Apache beam
Beam SDKs are used to create data processing pipelines.
Overview
You need to first create a driver program.Your driver program defines your pipeline, including all of the inputs, transforms, and outputs; it also sets execution options for your pipeline. These include the Pipeline Runner, which determines what back-end your pipeline will run on.
The beam abstractions work with both batch and streaming data sources. Abstractions:
Pipeline:
All Beam driver programs must create a Pipeline. When you create if the, you must also specify the execution options that tell the Pipeline where and how to run.
PCollection:
A PCollection represents a distributed data set that your Beam pipeline operates on
PTransform:
A PTransform represents a data processing operation, or a step, in your pipeline. Every PTransform takes one or more PCollection objects as input, performs a processing function that you provide on the elements of that PCollection, and produces zero ot more output PCollection objects.
Scope:
The Go SDK has an explicit scope variable used to build a Pipeline. A Pipeline can return it’s root scope with the Root() method.
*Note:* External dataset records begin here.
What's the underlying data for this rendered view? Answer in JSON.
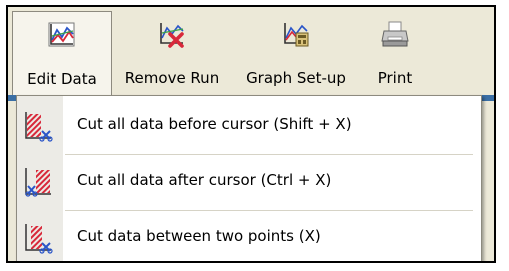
{
  "toolbar": {
    "buttons": [
      {
        "label": "Edit Data",
        "icon": "edit-data-graph-icon",
        "active": true
      },
      {
        "label": "Remove Run",
        "icon": "remove-run-icon",
        "active": false
      },
      {
        "label": "Graph Set-up",
        "icon": "graph-setup-icon",
        "active": false
      },
      {
        "label": "Print",
        "icon": "printer-icon",
        "active": false
      }
    ]
  },
  "menu": {
    "items": [
      {
        "label": "Cut all data before cursor (Shift + X)",
        "icon": "cut-before-cursor-icon"
      },
      {
        "label": "Cut all data after cursor (Ctrl + X)",
        "icon": "cut-after-cursor-icon"
      },
      {
        "label": "Cut data between two points (X)",
        "icon": "cut-between-points-icon"
      }
    ]
  },
  "colors": {
    "toolbar_bg": "#ece9d8",
    "menu_bg": "#ffffff",
    "selection_bar": "#3a6ea5",
    "icon_red": "#d8283a",
    "icon_blue": "#2a55c8"
  }
}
The scope variable is passed to PTransform functions to place them in the Pipeline that owns the Scope.
I/O transforms
Typical Beam Driver Work Flow
Create a Pipeline
Create an initial PCollection
Either using the IOs (external storage) or using a Create transform to build a PCollection from in-memory data.
Apply PTransforms to each PCollection
A transform creates a new output PCollection without modifying the input collection. Think of PCollections as variables and PTransforms as functions applied to these variables: the shape of the pipeline can be an arbitrary complex processing graph.
Use IOs to write final PCollection to an external source
Run using the designated Pipeline Runner
The Pipeline Runner that you designate constructs a workflow graph. That graph is then executed using the appropriate distributed processing back-end, becoming an asynchronous “job” (or equivalent) on that back-end.
Configuring pipeline options
Setting PipelineOptions from command-line arguments
Use Go flags. Flags must be parsed before beam.Init() is called.